Wednesday, September 27, 2006

Abstinence, Saum and Wisdom of Upanishad

In Upanishad, the sacred text of Hinduism we find some thoughtful verses on the subject matter of abstinence. The ancient sages who wrote the Upanishad tells us that many of the important spiritual practices such as different modes of sacrifice, vow of silence and also fasting are nothing but abstinence.

The talking about abstinence in the Upanishad caught my attention because, interestingly the original arabic word in Islam used for fasting is called "Saum" which literally means to abstain or Abstinence. Just as Saum or Abstinence or Fasting in Islam not only means abstainence from physical or food, but more and beyond; on the similar tone, the wisdom of Upanishad speaks:

1. What people call sacrifice (yagña), that is really abstinence.

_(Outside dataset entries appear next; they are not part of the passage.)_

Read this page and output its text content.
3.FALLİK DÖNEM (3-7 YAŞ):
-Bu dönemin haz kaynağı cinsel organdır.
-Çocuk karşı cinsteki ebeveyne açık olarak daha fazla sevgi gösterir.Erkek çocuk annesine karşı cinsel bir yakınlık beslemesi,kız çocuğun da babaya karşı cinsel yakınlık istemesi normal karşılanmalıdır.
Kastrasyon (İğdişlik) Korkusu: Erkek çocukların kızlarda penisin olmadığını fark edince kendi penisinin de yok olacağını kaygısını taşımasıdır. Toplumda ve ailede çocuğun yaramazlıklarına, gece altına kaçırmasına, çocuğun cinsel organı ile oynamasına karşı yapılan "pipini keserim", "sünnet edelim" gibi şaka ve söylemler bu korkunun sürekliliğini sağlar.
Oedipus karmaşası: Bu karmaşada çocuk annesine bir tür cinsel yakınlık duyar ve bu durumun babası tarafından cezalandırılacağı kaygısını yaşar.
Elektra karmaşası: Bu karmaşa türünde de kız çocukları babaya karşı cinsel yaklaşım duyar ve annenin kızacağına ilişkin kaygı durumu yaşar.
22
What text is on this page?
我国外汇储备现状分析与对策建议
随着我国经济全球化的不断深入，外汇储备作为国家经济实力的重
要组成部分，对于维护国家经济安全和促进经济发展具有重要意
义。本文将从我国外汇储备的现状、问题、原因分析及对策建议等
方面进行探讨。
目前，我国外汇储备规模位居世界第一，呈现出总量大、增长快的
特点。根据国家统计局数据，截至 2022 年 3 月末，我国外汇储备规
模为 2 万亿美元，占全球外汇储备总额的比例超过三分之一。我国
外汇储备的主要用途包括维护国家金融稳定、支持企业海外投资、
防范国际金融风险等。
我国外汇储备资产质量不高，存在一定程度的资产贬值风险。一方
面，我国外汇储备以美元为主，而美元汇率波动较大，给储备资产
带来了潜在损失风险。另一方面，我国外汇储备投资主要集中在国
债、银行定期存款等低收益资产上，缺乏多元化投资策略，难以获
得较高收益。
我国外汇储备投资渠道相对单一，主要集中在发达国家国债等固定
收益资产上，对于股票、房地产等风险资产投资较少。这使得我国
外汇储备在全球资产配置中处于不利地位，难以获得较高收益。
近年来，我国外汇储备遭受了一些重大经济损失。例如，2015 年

For he who knows, obtains that (world of Brahman, which others obtain by sacrifice), by means of abstinence.

What people call sacrifice (ishta), that is really abstinence, for by abstinence, having searched, he obtains the Self.

2. What people call sacrifice (sattrâyana), that is really abstinence, for by abstinence he obtains from the Sat (the true), the safety of the Self.

What people call the vow of silence (mauna), that is really abstinence, for he who by abstinence has found out the Self, meditates.

3. What people call fasting, that is really abstinence, for that Self does not perish, which we find out by abstinence.

The Upanishads: Fifth khanda, translated by Max Müller

In the explanation of the verses from Upanishad we find: Abstinence from all worldly enjoyments are means of obtaining a knowledge of Brahman, a knowledge of God.

Whatever we see and feel in this ephemeral world, has been shown to be false; because it consists of forms and names only; yet these forms and names have a true element in them, viz. the Sat (Haqq, the Ultimate Reality, the Truth). Before we know that Sat, all the objects we see in waking seem true; as dreams seem true in dreaming.

But when once we awake from our waking by true knowledge, we see that nothing is true but the Sat (Ultimate Reality). When we imagine we see a serpent, and then discover that it is a rope, the serpent disappears as false, but what was true in it, the rope, remains true. ... And abstinence is a path and spiritual discipline to obtain that special knowledge which ennobles our freedom.